De bepalingen van de wet van 15 juni 1935 op het taalgebruik in gerechtszaken werden nageleefd.

 

De rechtbank nam onder meer kennis van:

 

-het verzoekschrift op tegenspraak, neergelegd ter griffie op 20 december 2013·

-het tussenvonnis van deze rechtbank van 13 maart 2015

-de besluiten na heropening debatten van eiseres, neergelegd ter griffie op 7 mei 2015

-de conclusies na tussenvonnis van verweerder, neergelegd ter griffie op 13 mei 2015

-de overige stukken van het rechtsplegingsdossier.

 

II. Feiten en voorwerp van de vordering

 

De relevante feiten en het voorwerp van de vordering werden in- het tussenvonnis van 13 maart 2015 samengevat.
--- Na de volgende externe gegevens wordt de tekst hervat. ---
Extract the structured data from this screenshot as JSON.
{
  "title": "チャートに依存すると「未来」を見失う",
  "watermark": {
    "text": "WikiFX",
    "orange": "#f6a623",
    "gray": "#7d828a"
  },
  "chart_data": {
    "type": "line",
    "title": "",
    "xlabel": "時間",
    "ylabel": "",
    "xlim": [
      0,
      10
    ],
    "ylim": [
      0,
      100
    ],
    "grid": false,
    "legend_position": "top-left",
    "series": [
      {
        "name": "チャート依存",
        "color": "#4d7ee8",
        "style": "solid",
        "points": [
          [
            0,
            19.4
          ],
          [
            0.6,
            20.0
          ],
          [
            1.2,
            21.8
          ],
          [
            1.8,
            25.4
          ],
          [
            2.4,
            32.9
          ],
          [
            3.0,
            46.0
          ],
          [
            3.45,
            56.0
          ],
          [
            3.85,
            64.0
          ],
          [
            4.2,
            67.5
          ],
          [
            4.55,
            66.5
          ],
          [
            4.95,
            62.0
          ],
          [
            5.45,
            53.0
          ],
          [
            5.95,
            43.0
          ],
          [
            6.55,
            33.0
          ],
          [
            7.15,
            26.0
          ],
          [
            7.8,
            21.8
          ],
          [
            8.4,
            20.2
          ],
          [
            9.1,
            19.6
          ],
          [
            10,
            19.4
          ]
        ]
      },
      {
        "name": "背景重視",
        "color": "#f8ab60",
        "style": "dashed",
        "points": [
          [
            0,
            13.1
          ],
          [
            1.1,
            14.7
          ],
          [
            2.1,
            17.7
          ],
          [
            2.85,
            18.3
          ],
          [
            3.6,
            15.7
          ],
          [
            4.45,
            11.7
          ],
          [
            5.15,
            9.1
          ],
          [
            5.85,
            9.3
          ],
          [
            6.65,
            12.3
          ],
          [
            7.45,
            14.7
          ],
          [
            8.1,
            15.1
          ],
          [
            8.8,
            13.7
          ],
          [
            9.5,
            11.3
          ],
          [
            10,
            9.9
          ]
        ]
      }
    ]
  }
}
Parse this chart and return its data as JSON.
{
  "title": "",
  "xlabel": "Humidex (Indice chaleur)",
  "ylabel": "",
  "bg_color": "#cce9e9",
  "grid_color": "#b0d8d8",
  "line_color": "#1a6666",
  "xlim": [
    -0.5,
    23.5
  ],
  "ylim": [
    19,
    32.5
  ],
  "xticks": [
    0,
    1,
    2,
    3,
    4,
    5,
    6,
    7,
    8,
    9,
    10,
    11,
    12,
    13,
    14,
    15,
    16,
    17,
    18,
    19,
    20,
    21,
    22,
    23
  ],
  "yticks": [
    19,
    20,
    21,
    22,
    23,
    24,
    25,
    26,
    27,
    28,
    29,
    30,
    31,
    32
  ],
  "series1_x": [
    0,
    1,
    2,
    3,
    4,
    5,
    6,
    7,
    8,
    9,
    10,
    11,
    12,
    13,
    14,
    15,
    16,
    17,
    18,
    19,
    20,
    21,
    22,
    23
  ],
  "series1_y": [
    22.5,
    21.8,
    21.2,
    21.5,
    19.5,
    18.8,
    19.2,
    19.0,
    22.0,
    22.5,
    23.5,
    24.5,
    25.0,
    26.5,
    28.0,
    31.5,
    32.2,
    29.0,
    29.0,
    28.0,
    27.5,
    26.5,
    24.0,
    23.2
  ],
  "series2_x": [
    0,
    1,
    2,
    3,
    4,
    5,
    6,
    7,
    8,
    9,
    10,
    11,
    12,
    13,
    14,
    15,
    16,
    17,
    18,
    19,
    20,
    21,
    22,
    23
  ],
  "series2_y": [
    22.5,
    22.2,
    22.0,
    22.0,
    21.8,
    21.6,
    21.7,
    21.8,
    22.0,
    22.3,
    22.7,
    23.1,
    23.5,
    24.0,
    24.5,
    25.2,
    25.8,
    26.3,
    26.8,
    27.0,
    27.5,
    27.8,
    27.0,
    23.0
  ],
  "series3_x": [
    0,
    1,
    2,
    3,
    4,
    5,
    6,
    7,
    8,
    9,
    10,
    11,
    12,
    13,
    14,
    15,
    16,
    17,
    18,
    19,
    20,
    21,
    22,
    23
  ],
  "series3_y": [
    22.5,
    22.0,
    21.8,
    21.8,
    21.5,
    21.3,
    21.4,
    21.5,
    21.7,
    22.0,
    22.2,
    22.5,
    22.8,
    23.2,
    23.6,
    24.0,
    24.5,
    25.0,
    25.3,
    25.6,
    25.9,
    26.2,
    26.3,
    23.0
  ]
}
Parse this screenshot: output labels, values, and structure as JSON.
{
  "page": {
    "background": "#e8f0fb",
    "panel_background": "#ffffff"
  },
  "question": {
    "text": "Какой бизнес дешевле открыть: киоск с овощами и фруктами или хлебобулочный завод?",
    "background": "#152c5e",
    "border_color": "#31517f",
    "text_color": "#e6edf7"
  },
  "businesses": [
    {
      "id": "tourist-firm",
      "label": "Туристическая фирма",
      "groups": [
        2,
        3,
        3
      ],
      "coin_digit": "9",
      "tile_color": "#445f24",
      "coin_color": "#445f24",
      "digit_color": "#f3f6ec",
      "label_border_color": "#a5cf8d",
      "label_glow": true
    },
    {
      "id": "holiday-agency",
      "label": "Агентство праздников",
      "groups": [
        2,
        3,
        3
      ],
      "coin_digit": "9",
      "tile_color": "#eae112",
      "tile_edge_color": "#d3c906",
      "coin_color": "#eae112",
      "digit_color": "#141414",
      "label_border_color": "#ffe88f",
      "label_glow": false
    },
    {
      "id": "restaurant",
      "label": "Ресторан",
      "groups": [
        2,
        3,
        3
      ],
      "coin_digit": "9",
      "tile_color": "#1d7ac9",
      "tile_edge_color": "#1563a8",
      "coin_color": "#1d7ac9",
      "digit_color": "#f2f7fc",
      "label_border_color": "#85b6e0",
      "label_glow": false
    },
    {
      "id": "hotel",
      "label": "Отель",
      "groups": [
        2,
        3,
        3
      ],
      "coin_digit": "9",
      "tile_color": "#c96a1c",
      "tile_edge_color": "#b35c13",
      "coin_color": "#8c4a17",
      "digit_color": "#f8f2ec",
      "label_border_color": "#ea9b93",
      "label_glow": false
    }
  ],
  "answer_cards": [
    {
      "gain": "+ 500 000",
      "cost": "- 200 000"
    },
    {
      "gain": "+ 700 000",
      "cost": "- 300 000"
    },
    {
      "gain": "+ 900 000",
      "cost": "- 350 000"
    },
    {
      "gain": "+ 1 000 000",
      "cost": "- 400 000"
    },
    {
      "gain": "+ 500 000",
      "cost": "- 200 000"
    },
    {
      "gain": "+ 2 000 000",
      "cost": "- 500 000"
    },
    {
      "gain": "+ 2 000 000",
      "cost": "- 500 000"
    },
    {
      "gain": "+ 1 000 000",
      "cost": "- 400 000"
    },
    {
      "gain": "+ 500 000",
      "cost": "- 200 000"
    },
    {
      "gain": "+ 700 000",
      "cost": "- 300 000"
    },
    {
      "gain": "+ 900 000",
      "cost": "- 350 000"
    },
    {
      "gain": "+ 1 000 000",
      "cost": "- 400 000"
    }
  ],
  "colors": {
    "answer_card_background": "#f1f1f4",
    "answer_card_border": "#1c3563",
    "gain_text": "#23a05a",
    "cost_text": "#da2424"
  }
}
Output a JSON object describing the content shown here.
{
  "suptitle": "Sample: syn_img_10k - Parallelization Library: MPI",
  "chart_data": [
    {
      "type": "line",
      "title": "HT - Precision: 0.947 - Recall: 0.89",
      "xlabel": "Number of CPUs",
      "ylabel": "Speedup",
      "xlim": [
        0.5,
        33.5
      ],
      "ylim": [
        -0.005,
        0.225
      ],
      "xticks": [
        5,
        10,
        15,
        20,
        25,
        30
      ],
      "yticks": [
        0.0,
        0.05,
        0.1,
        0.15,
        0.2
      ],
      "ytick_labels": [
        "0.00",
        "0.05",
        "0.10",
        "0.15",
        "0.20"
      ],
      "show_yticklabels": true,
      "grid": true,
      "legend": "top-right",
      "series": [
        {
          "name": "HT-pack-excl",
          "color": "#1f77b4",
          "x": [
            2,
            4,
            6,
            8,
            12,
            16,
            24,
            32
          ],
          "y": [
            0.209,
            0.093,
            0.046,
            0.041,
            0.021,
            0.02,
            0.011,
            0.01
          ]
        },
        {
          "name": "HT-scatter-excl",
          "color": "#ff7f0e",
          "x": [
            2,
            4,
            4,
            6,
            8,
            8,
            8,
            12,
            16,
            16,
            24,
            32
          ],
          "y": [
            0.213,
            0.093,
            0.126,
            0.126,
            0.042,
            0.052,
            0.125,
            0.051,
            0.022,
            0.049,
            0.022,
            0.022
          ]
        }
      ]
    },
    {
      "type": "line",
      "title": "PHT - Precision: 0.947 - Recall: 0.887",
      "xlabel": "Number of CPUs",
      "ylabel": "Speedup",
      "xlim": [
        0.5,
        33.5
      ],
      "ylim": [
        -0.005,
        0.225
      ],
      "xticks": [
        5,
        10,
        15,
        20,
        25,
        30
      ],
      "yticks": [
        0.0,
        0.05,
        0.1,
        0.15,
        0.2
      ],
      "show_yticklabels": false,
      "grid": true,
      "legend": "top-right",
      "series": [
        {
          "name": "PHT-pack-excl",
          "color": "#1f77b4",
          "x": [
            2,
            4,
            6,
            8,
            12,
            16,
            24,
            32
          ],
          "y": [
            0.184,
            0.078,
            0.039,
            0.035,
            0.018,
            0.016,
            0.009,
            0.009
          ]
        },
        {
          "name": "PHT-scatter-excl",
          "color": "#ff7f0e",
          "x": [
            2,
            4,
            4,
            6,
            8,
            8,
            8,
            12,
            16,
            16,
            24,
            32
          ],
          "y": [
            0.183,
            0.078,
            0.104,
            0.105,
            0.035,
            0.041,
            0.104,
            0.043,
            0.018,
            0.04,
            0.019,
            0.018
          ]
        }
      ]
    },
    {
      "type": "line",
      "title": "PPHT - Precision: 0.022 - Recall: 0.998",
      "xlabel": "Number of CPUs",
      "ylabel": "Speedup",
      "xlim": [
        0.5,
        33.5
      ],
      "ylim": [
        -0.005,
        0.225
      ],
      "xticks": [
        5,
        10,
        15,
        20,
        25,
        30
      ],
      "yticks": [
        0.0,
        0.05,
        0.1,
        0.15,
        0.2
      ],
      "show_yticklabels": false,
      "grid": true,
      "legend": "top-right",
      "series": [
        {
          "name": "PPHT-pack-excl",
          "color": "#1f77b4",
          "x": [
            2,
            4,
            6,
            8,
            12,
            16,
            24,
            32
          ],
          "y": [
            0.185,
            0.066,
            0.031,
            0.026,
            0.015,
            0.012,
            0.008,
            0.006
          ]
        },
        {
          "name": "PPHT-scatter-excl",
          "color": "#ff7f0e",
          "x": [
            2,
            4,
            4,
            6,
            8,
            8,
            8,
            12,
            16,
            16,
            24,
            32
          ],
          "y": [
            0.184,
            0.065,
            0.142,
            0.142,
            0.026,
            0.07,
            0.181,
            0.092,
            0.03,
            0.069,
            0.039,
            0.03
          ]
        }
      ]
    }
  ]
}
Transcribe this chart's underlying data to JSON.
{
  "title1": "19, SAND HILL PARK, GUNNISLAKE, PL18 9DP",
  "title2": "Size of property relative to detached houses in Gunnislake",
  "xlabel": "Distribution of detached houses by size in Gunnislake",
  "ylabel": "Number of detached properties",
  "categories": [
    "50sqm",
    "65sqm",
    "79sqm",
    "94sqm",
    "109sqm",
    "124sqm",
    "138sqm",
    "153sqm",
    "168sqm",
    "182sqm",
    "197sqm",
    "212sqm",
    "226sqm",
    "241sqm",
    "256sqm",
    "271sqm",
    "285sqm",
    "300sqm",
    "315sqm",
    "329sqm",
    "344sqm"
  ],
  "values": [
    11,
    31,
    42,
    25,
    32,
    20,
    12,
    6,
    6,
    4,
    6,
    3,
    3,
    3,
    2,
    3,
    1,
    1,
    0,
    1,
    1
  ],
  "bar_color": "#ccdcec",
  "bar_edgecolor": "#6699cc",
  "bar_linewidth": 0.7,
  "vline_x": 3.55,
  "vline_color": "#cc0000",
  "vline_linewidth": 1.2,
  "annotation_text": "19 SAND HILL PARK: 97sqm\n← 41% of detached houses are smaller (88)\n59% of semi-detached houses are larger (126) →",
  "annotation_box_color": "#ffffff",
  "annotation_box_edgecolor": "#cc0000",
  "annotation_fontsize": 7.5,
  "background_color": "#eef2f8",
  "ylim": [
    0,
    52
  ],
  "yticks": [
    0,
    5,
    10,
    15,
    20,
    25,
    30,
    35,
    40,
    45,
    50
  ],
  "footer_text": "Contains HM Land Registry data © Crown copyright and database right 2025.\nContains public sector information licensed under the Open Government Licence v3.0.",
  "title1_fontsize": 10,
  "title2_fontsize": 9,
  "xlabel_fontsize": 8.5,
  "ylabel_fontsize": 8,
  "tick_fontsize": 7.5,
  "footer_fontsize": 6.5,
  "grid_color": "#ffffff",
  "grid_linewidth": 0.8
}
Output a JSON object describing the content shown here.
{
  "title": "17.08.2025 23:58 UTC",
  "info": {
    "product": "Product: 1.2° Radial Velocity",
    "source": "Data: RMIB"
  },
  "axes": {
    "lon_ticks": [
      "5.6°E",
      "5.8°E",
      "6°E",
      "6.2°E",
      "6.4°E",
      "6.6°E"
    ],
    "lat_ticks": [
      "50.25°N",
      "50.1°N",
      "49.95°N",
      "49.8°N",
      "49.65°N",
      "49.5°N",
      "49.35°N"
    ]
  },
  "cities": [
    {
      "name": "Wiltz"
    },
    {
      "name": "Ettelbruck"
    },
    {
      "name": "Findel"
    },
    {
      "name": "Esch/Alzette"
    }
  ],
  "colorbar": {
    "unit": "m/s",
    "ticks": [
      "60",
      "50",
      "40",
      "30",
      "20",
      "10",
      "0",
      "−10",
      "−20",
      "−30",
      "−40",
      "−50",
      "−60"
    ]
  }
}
Het volstaat te verwijzen naar datgene wat ter zake in het voormeld vonnis werd uiteengezet.

 

III. Beoordeling

 

1.

In het tussenvonnis van 13 maart 2015 oordeelde de rechtbank dat de boekhouding van eiseres door de fiscale administratie terecht als niet bewijskrachtig werd beschouwd.

 

Bovendien werden de partijen de hiernavolgende ambtshalve opgeworpen vragen voorgelegd:

 

Kunnen de forfaitaire grondslagen van aanslag inzake directe belastingen worden aangewend voor het berekenen van een BTW-navordering?

 

Indien dit niet geval zou zijn en het BTW-dwangbevel van 27 november 2013 om die reden nietig zou moeten verklaard worden, dient de rechtbank - gelet op het openbare orde karakter van de belasting - alsnog niet ambtshalve in feite en naar recht het bestaan van de BTW-schuld te beoordelen?

 

Wat is in onderhavig geschil het bedrag aan nog verschuldigde BTW indien dit wordt bepaald op grond van de forfaitaire grondslagen van aanslag voor frituurexploitanten inzake BTW ?

 

De rechtbank werkt haar tussenvonnis van 13 maart 2015 verder uit als volgt.

 

2.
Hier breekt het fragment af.